Not quite in practice. I can’t say what they are doing, but I can say, there are 3 main web addresses that must be enabled in a whitelist firewall to view YT. If these are white listed, videos will load and play but half the time the connection is terrible. However, I never see a warning message about an ad blocker. They know the difference somehow. I don’t need to run an ad blocker because I run the ultimate undesired web connection blocker. They simply manipulate my connection and it impacts things on my network even when I am no longer connected to the internet at the router by removing the wired connection. (hard booting my server/router/devices solves the problem)
I’m honestly not willing to give them that much benefit of the doubt at this stage. But I also acknowledge we don’t have concrete evidence of deliberate sabotage.
I post videos a few times a year to share events with family. I just posted a few yesterday. I can’t in good faith continue to post to YT and encourage my family to use it as the platform declares war on their users.
But what else is there that allows me to post videos for free and my family can just watch them without having to install a new app, register for yet another service or configure some obscure plug in?

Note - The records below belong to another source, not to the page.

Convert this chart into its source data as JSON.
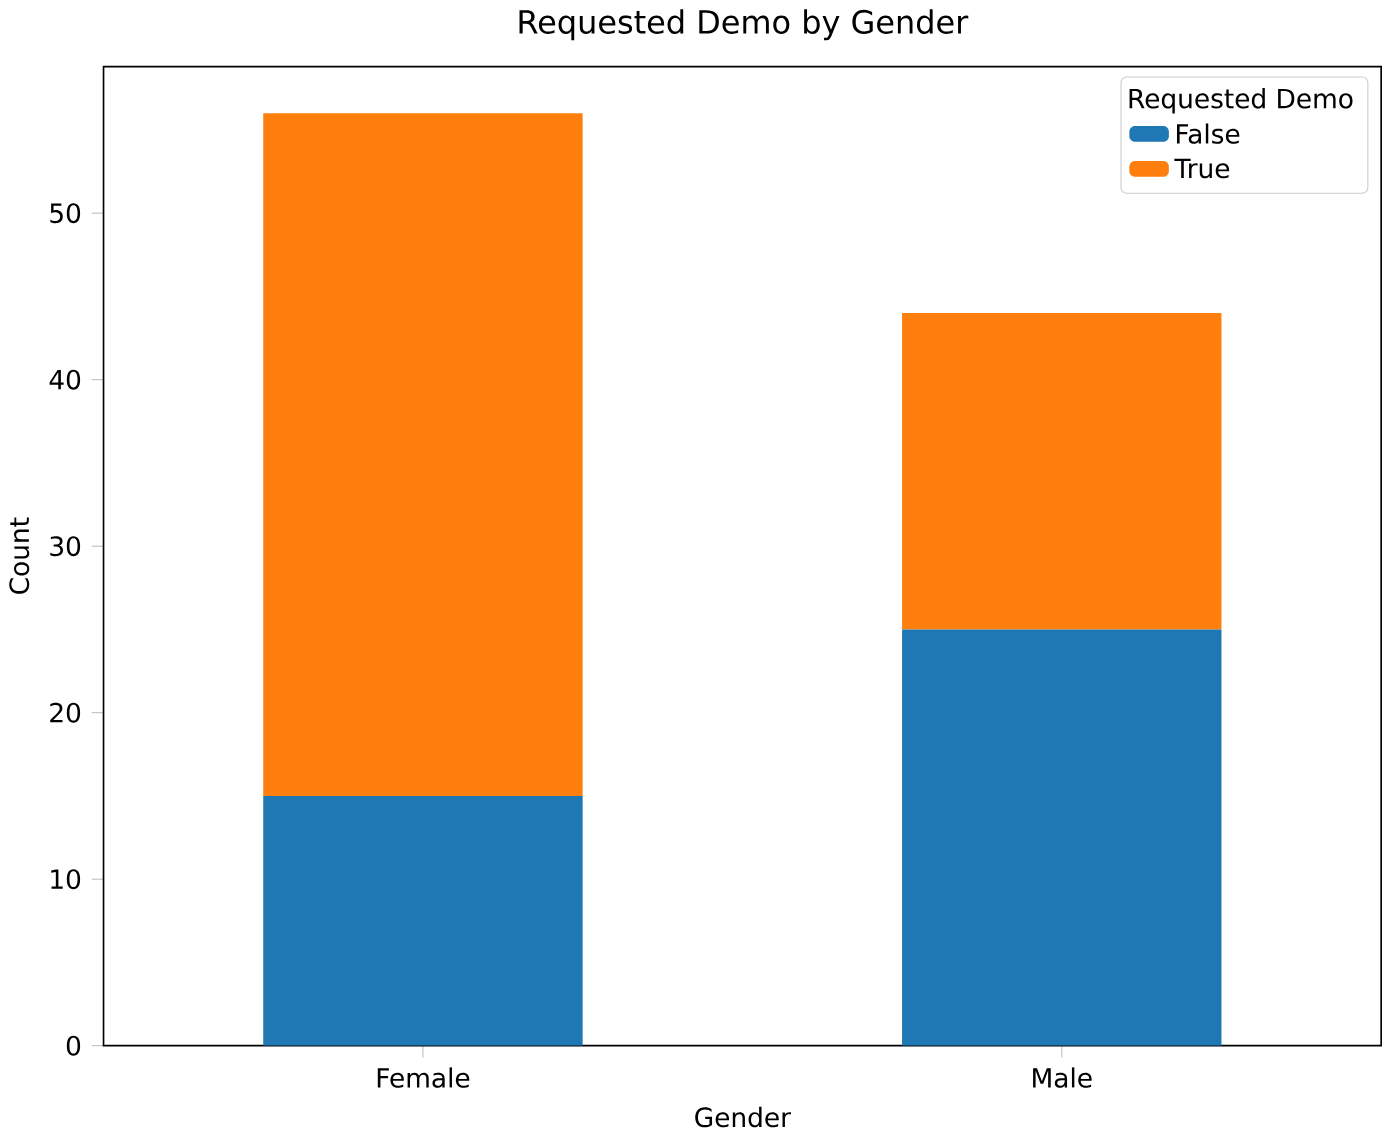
{
  "chart_data": {
    "type": "bar",
    "title": "Requested Demo by Gender",
    "xlabel": "Gender",
    "ylabel": "Count",
    "legend_title": "Requested Demo",
    "categories": [
      "Female",
      "Male"
    ],
    "stacked": true,
    "legend": "top right",
    "series": [
      {
        "name": "False",
        "color": "#1f77b4",
        "values": [
          15,
          25
        ]
      },
      {
        "name": "True",
        "color": "#ff7f0e",
        "values": [
          41,
          19
        ]
      }
    ],
    "ylim": [
      0,
      58.8
    ],
    "yticks": [
      0,
      10,
      20,
      30,
      40,
      50
    ]
  }
}
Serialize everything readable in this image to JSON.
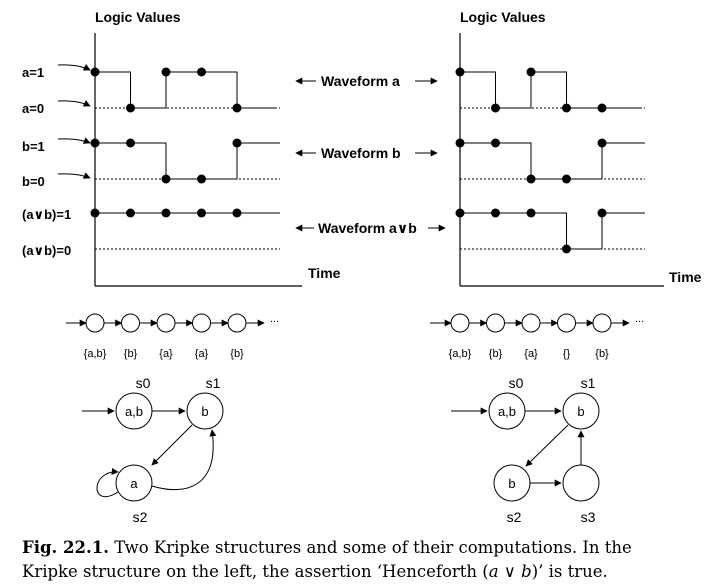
{
  "left_panel": {
    "axis_title": "Logic Values",
    "time_label": "Time",
    "level_labels": {
      "a1": "a=1",
      "a0": "a=0",
      "b1": "b=1",
      "b0": "b=0",
      "avb1": "(a∨b)=1",
      "avb0": "(a∨b)=0"
    },
    "waveforms": {
      "a": [
        1,
        0,
        1,
        1,
        0
      ],
      "b": [
        1,
        1,
        0,
        0,
        1
      ],
      "avb": [
        1,
        1,
        1,
        1,
        1
      ]
    },
    "sequence": {
      "labels": [
        "{a,b}",
        "{b}",
        "{a}",
        "{a}",
        "{b}"
      ],
      "ellipsis": "..."
    },
    "kripke": {
      "states": [
        {
          "name": "s0",
          "label": "a,b"
        },
        {
          "name": "s1",
          "label": "b"
        },
        {
          "name": "s2",
          "label": "a"
        }
      ]
    }
  },
  "middle_labels": {
    "waveform_a": "Waveform a",
    "waveform_b": "Waveform b",
    "waveform_avb": "Waveform a∨b"
  },
  "right_panel": {
    "axis_title": "Logic Values",
    "time_label": "Time",
    "waveforms": {
      "a": [
        1,
        0,
        1,
        0,
        0
      ],
      "b": [
        1,
        1,
        0,
        0,
        1
      ],
      "avb": [
        1,
        1,
        1,
        0,
        1
      ]
    },
    "sequence": {
      "labels": [
        "{a,b}",
        "{b}",
        "{a}",
        "{}",
        "{b}"
      ],
      "ellipsis": "..."
    },
    "kripke": {
      "states": [
        {
          "name": "s0",
          "label": "a,b"
        },
        {
          "name": "s1",
          "label": "b"
        },
        {
          "name": "s2",
          "label": "b"
        },
        {
          "name": "s3",
          "label": ""
        }
      ]
    }
  },
  "caption": {
    "label": "Fig. 22.1.",
    "text_1": " Two Kripke structures and some of their computations. In the Kripke structure on the left, the assertion ‘Henceforth (",
    "math": "a ∨ b",
    "text_2": ")’ is true."
  }
}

Hop on a peertube instance. There are ones made by normal people, eg. urbanists.video (this one probably won’t accept your registration, but just showcasing).
If you heavily compress your videos or if they’re not very long, you could also upload a .mp4 file to a file host or just your own website (johndoe.com/myvid.mp4). Then the browser would just download and play the .mp4 file.
no there is no (good) option that doesn’t involve you signing up for an account. but that seems like a weird requirement; you were willing to sign up for youtube?
You could post the video to Dropbox or something? They might have to download the full video before playback, but i wouldn’t be surprised if some file sharing services are smart enough to stream video.